Skin fluke infestation

Skin fluke infestation is caused by Neobenedenia spp. a parasitic flatworm found in the marine environment.

The disease spreads rapidly in dense fish populations and can be hard to detect because it is transparent when on the skin.

Scientific name

Neobenedenia spp.


Neobenedenia spp. a capsalid monogenean fluke

Other names

  • Neobenedenia melleni


Neobenedinia spp. are flattened, transparent worms up to 1cm long (by 0.2cm wide) and have characteristic chitinous hooks at one end of their bodies.


Known to occur throughout the world, it causes disease in wild, farmed and aquarium fish.

Outbreaks have occurred in Australia during winter when seawater temperatures were less than 20ºC.

Life cycle

The lifecycle of skin fluke infestation is direct.
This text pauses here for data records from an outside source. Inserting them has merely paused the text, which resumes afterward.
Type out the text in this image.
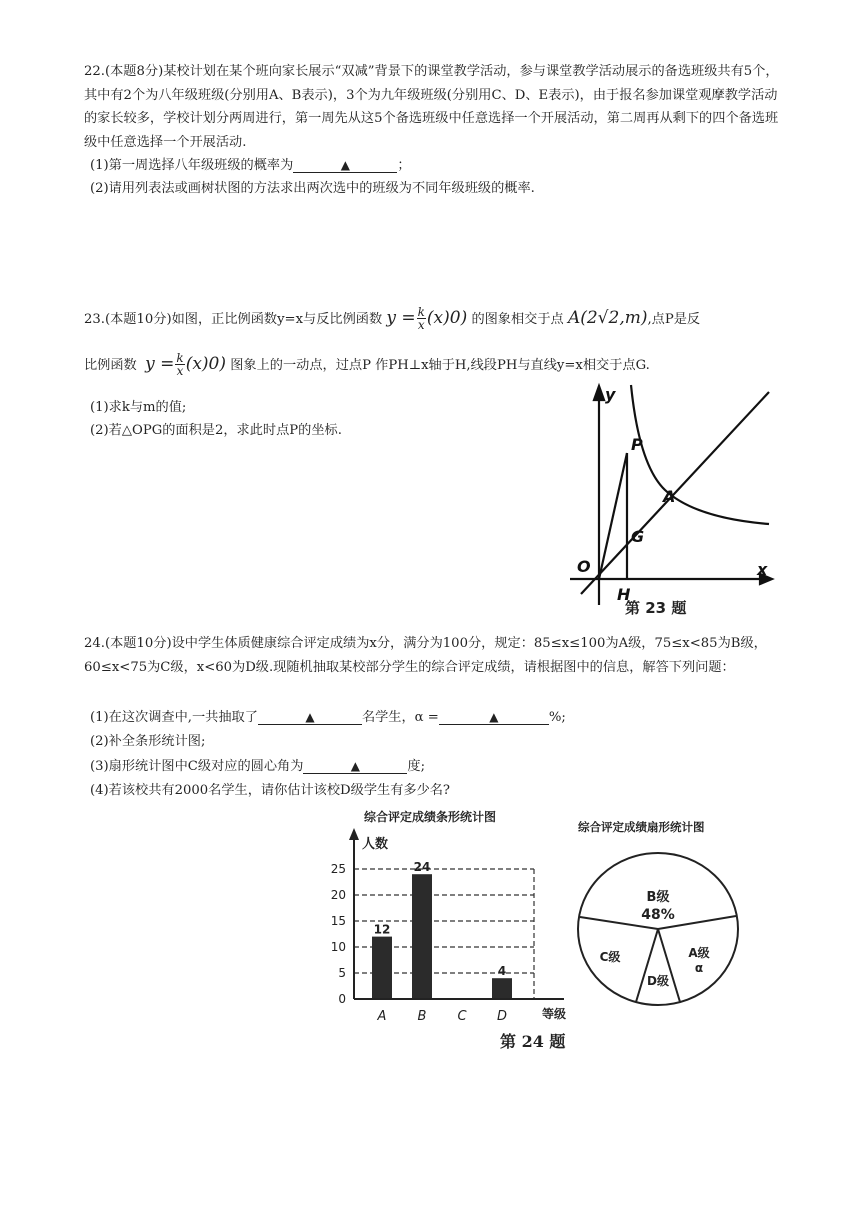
22.(本题8分)某校计划在某个班向家长展示“双减”背景下的课堂教学活动，参与课堂教学活动展示的备选班级共有5个，其中有2个为八年级班级(分别用A、B表示)，3个为九年级班级(分别用C、D、E表示)，由于报名参加课堂观摩教学活动的家长较多，学校计划分两周进行，第一周先从这5个备选班级中任意选择一个开展活动，第二周再从剩下的四个备选班级中任意选择一个开展活动.

(1)第一周选择八年级班级的概率为	▲	；

(2)请用列表法或画树状图的方法求出两次选中的班级为不同年级班级的概率.

23.(本题10分)如图，正比例函数y=x与反比例函数 $y = \frac{k}{x} (x)0$) 的图象相交于点 A(2√2,m),点P是反

比例函数 $y = \frac{k}{x} (x)0$) 图象上的一动点，过点P 作PH⊥x轴于H,线段PH与直线y=x相交于点G.

(1)求k与m的值;

(2)若△OPG的面积是2，求此时点P的坐标.

y
x
O
P
A
G
H
第 23 题

24.(本题10分)设中学生体质健康综合评定成绩为x分，满分为100分，规定：85≤x≤100为A级，75≤x<85为B级，60≤x<75为C级，x<60为D级.现随机抽取某校部分学生的综合评定成绩，请根据图中的信息，解答下列问题：

(1)在这次调查中,一共抽取了	▲	名学生，α =	▲	%;

(2)补全条形统计图;

(3)扇形统计图中C级对应的圆心角为	▲	度;

(4)若该校共有2000名学生，请你估计该校D级学生有多少名?

综合评定成绩条形统计图
0
5
10
15
20
25
12
A
24
B C
4
D
人数
等级
综合评定成绩扇形统计图
B级
48%
A级
α
D级
C级

第 24 题
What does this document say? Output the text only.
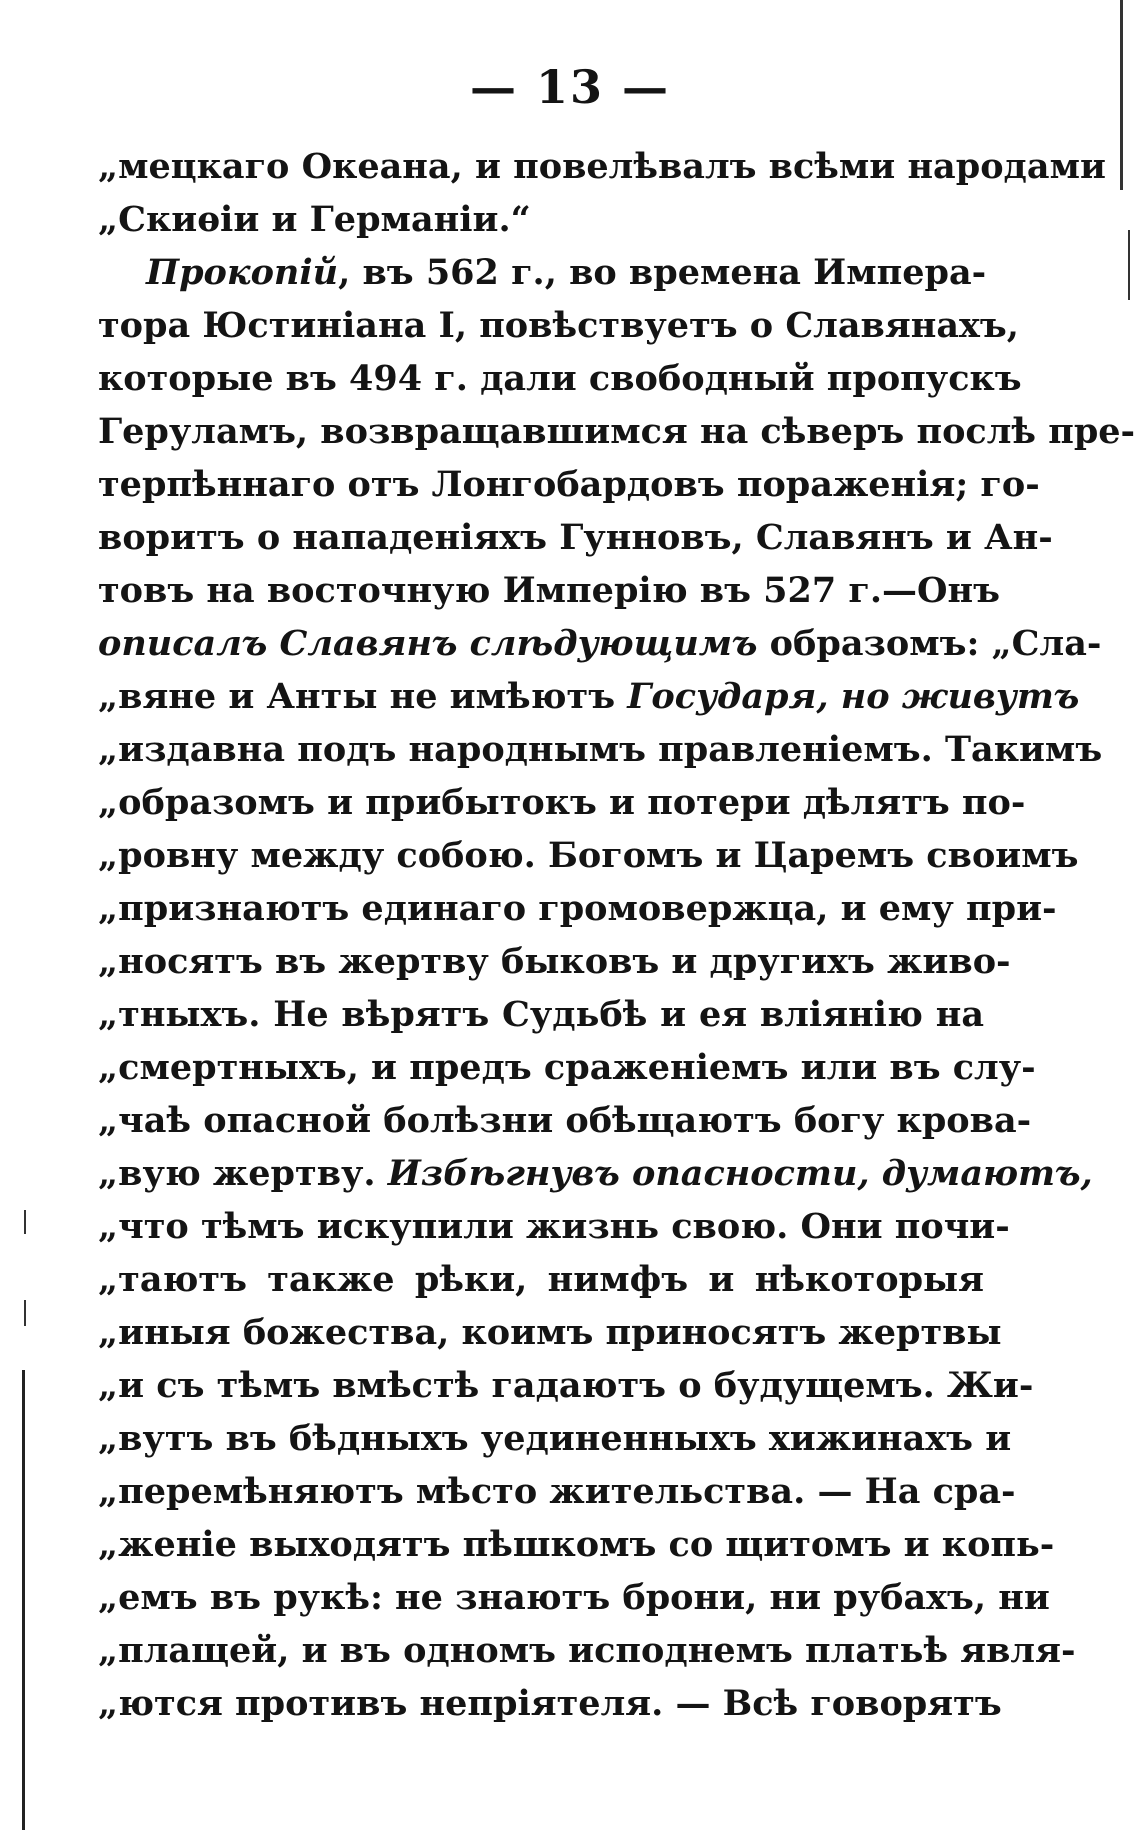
— 13 —
„мецкаго Океана, и повелѣвалъ всѣми народами
„Скиѳіи и Германіи.“
Прокопій, въ 562 г., во времена Импера-
тора Юстиніана I, повѣствуетъ о Славянахъ,
которые въ 494 г. дали свободный пропускъ
Геруламъ, возвращавшимся на сѣверъ послѣ пре-
терпѣннаго отъ Лонгобардовъ пораженія; го-
воритъ о нападеніяхъ Гунновъ, Славянъ и Ан-
товъ на восточную Имперію въ 527 г.—Онъ
описалъ Славянъ слѣдующимъ образомъ: „Сла-
„вяне и Анты не имѣютъ Государя, но живутъ
„издавна подъ народнымъ правленіемъ. Такимъ
„образомъ и прибытокъ и потери дѣлятъ по-
„ровну между собою. Богомъ и Царемъ своимъ
„признаютъ единаго громовержца, и ему при-
„носятъ въ жертву быковъ и другихъ живо-
„тныхъ. Не вѣрятъ Судьбѣ и ея вліянію на
„смертныхъ, и предъ сраженіемъ или въ слу-
„чаѣ опасной болѣзни обѣщаютъ богу крова-
„вую жертву. Избѣгнувъ опасности, думаютъ,
„что тѣмъ искупили жизнь свою. Они почи-
„таютъ также рѣки, нимфъ и нѣкоторыя
„иныя божества, коимъ приносятъ жертвы
„и съ тѣмъ вмѣстѣ гадаютъ о будущемъ. Жи-
„вутъ въ бѣдныхъ уединенныхъ хижинахъ и
„перемѣняютъ мѣсто жительства. — На сра-
„женіе выходятъ пѣшкомъ со щитомъ и копь-
„емъ въ рукѣ: не знаютъ брони, ни рубахъ, ни
„плащей, и въ одномъ исподнемъ платьѣ явля-
„ются противъ непріятеля. — Всѣ говорятъ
The adult sheds eggs from which an immature infective stage hatches (an oncomiracidium) and that stage actively seeks a new fish host to live on and mature.

Affected animals

  • Most tropical marine finfish with scales


  • Typically presents on the skin, fins and eyes of host fish.
  • Initial signs include cloudy eyes (cornea) and pale patches on the skin (excess mucus).
  • Affected fish can stop eating and swim weakly.
  • As the infestation progresses, the fish will lose scales and its skin will redden due to epidermal damage and the fins will be frayed.
  • The host may rub themselves on hard objects to remove the parasites.


There have been reports from seawater cage farms where more than 200,000 barramundi have died in an outbreak.

How it is spread

  • Thrives in crowded conditions (such as aquariums) and marine aquaculture facilities (such as sea cages).
  • Multiplies rapidly in dense populations of susceptible host fish.

Risk period

  • Low seawater temperature
  • High density population
  • Stressed fish.

Monitoring and action

Neobenedenia spp. is a marine parasite and can be killed by freshwater bathing.


Neobenedenia spp. is not known to cause disease in humans.

People should not eat fish affected by Neobenedenia spp. because the damaged skin may allow water bacteria to enter the body, contaminating the flesh.